Al día siguiente, a las diez de la mañana, Gregorio ya había averiguado quién había dejado entrar a Sara. Y no sólo descubrió eso, sino que, al registrar la habitación, encontró otros pequeños detalles no carentes de importancia. Era cierto. A Arianna le gustaban las mujeres. El lord inglés que comparecía algún fin de semana que otro sí que existía, pero tan sólo era una tapadera.

—Pensé que se trataba de una amiga a la que le gustaría ver.

—Tancredi no tiene amigos.

—Sí, tiene razón, pero…

—Cuando reprendo a alguien, la única posibilidad de quedarse que tiene es que yo me haya equivocado. ¿Puede usted demostrarlo?

Arianna permaneció en silencio. Después se dio la vuelta, fue a su habitación y empezó a hacer la maleta. Abandonó la villa a las once y cuarto.
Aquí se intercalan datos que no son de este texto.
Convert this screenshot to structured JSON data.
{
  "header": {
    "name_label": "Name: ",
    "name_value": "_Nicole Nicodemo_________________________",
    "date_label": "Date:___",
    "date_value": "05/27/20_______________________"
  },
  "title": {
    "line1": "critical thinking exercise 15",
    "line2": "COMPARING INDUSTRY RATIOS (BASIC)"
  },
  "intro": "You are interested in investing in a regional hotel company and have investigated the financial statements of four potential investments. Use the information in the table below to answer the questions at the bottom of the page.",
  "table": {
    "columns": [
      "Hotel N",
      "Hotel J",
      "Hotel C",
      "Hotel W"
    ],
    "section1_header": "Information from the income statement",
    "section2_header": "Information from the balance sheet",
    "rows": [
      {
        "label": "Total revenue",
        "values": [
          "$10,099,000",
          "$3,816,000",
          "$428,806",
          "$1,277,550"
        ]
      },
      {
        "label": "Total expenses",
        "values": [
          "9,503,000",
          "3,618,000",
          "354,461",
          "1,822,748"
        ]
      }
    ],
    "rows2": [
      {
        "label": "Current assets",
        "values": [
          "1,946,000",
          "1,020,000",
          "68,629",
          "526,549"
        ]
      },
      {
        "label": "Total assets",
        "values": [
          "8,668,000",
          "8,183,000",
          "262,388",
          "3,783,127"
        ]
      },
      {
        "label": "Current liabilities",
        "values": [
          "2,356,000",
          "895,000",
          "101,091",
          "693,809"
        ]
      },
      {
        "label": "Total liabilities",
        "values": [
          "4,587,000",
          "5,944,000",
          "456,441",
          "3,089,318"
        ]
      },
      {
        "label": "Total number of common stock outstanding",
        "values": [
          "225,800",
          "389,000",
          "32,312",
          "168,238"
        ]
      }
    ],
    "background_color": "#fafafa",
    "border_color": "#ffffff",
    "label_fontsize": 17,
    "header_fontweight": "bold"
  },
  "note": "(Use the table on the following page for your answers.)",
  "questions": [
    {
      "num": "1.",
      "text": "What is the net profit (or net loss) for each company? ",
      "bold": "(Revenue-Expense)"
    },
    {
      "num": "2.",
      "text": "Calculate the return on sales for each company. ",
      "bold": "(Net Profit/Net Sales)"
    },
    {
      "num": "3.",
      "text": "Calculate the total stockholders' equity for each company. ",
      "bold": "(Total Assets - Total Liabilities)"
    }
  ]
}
A mediodía, Gregorio ya le había encontrado una nueva estilista personal: Ludovica Biamonti, cincuenta y cinco años, casada y madre de dos hijos que vivían en el extranjero. Gregorio había recopilado los datos con facilidad.

A la hora de comer, Ludovica Biamonti ya tenía en sus manos el listado de las personas que significaban algo para Tancredi, la de las que había que evitar a toda costa y la de todas sus propiedades en Italia y en el extranjero. Estaba contenta por haber conseguido el trabajo y el sueldo le parecía de vértigo.

La segunda tarde, Ludovica Biamonti se dio cuenta de que necesitaría al menos dos días para entender en qué consistía realmente la riqueza de Tancredi Ferri Mariani. Tenía poco más de veinte años cuando su abuelo le dejó un patrimonio de unos cien millones de euros y, desde entonces, su dinero no había hecho más que aumentar: inversiones, nuevas empresas en todo el mundo que comerciaban con madera, petróleo, oro, diamantes y materias primas, siempre productos valiosos cuyo precio podía ir incrementándose en el mercado. Había creado una serie de sociedades con personas escogidas y de confianza y las había organizado mediante estructuras piramidales en las que cada uno debía controlar lo que hacía el que tenía a su lado. Ya habían transcurrido más de doce años y, aparte de comprar docenas de propiedades en todos los rincones de la Tierra, Tancredi había adquirido ejemplares de cualquier tipo de medio de transporte existente, desde un jet hasta una simple Harley-Davidson. Cuando Ludovica Biamonti, ya entrada la noche, cerró el último archivo y apagó el ordenador, sólo se recriminó una cosa: habría podido pedir mucho, pero que mucho más.